By the early 1960s computer designs were approaching the point of diminishing returns. At the time, computer design focused on adding as many instructions as possible to the machine's CPU, a concept known as "orthogonality", which made programs smaller and more efficient in use of memory. It also made the computers themselves fantastically complex, and in an era when many CPUs were hand-wired from individual transistors, the cost of additional orthogonality was often very high. Adding instructions could potentially slow the machine down; maximum speed was defined by the signal timing in the hardware, which was in turn a function of the overall size of the machine. The state of the art hardware design techniques of the time used individual transistors to build up logic circuits, so any increase in logic processing meant a larger machine. CPU speeds appeared to be reaching a plateau.

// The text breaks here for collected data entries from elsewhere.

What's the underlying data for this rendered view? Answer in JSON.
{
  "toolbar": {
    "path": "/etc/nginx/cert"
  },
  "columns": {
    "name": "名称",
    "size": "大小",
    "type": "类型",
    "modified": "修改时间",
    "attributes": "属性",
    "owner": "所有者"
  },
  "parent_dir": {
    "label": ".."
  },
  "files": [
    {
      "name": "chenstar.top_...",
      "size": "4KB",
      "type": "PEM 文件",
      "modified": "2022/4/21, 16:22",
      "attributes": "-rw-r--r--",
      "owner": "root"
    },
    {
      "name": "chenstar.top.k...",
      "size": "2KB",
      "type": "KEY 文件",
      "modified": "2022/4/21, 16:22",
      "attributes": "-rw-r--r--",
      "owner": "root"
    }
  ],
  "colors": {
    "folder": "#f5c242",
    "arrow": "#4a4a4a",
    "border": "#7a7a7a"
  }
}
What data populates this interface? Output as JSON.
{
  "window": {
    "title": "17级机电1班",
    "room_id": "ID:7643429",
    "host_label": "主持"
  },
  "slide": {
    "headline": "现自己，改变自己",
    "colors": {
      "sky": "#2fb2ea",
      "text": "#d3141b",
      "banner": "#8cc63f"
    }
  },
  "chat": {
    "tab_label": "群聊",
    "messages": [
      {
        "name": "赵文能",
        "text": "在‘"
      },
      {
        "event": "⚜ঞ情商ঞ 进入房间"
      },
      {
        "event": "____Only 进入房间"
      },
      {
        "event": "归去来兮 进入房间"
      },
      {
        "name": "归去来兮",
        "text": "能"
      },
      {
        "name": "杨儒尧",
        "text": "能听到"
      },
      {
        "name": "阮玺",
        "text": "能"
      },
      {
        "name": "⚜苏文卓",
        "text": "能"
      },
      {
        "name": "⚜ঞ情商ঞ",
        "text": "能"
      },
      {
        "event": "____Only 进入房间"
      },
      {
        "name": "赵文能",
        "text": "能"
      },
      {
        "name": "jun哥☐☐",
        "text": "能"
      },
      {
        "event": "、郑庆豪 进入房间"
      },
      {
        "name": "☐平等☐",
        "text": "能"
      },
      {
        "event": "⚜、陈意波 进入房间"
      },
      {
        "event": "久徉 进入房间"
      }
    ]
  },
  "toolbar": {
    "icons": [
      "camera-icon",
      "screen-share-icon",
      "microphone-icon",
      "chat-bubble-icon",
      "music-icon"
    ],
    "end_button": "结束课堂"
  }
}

Several solutions to these problems were explored in the 1960s. One, then known as overlap but today known as an instruction pipeline, allows a single CPU to work on small parts of several instructions at a time. Normally the CPU would fetch an instruction from memory, "decode" it, run the instruction and then write the results back to memory. While the machine is working on any one stage, say decoding, the other portions of the CPU are not being used. Pipelining allows the CPU to start the load and decode stages (for instance) on the "next" instruction while still working on the last one and writing it out. Pipelining was a major feature of Seymour Cray's groundbreaking design, the CDC 7600, which outperformed almost all other machines by about ten times when it was introduced.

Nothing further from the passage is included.